I was pleasantly surprised at the speed and power of my second hand M1 Pro 32GB running Asahi & Qwen3:32B. It does all I need, and I dont mind the reading pace output, although I'd be tempted by M2 Ultra if the secondhand market hadn't also exploded with the recent RAM market manipulations.
Anyway, I'm on a mission to have no subscriptions in the New Year. Plus it feels wrong to be contributing towards my own irrelevance (GAI).

dangus 2 months ago

Yeah, any Mac system specced with a decent amount of RAM since the M1 will run LLMs locally very well. And that’s exactly how the built-in Apple Intelligence service works: when enabled, it downloads a smallish local model.
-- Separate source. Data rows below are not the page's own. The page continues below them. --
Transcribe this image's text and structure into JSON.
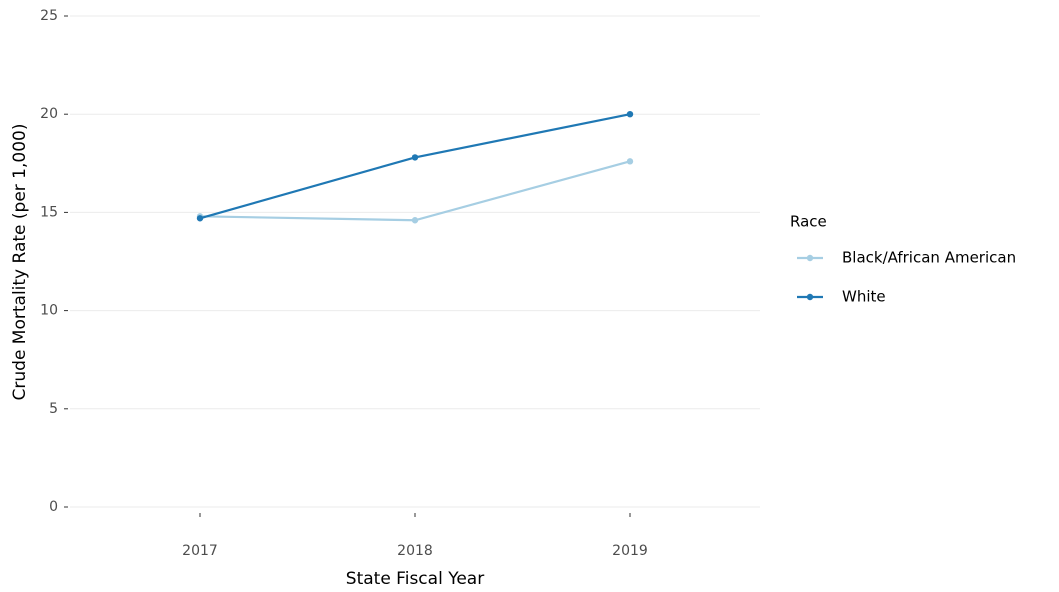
{
  "chart_data": {
    "type": "line",
    "x_label": "State Fiscal Year",
    "y_label": "Crude Mortality Rate (per 1,000)",
    "categories": [
      "2017",
      "2018",
      "2019"
    ],
    "series": [
      {
        "name": "Black/African American",
        "color": "#a6cee3",
        "values": [
          14.8,
          14.6,
          17.6
        ]
      },
      {
        "name": "White",
        "color": "#1f78b4",
        "values": [
          14.7,
          17.8,
          20.0
        ]
      }
    ],
    "ylim": [
      0,
      25
    ],
    "yticks": [
      0,
      5,
      10,
      15,
      20,
      25
    ],
    "grid": true,
    "legend_title": "Race",
    "legend": "right"
  }
}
Since all Macs since the M1 have very fast memory available to the integrated GPU, they’re very good at AI.

The article kinda sucks at explaining how NPUs aren’t really even needed, they just have potential to make things more efficient in the future rather than depending on the power consumption involved with running your GPU.

terafo 2 months ago

This article specifically talks about PC laptops and discusses changes in them.

cmxch 2 months ago

Only if you want to take all the proprietary baggage and telemetry that comes with Apple platforms by default.

A Lenovo T15g with a 16gb 3080 mobile doesn’t do too badly and will run more than just Windows.

pimeys 2 months ago

I just got a Framework desktop with 128 GB of shared RAM just before the memory prices rocketed, and I can comfortably run many even bigger oss models locally. You can dedicate 112GB to the GPU and it runs Linux perfectly.

selinkocalar 2 months ago

The M-series chips really changed the game here

reactordev 2 months ago

This article is to sell more laptops.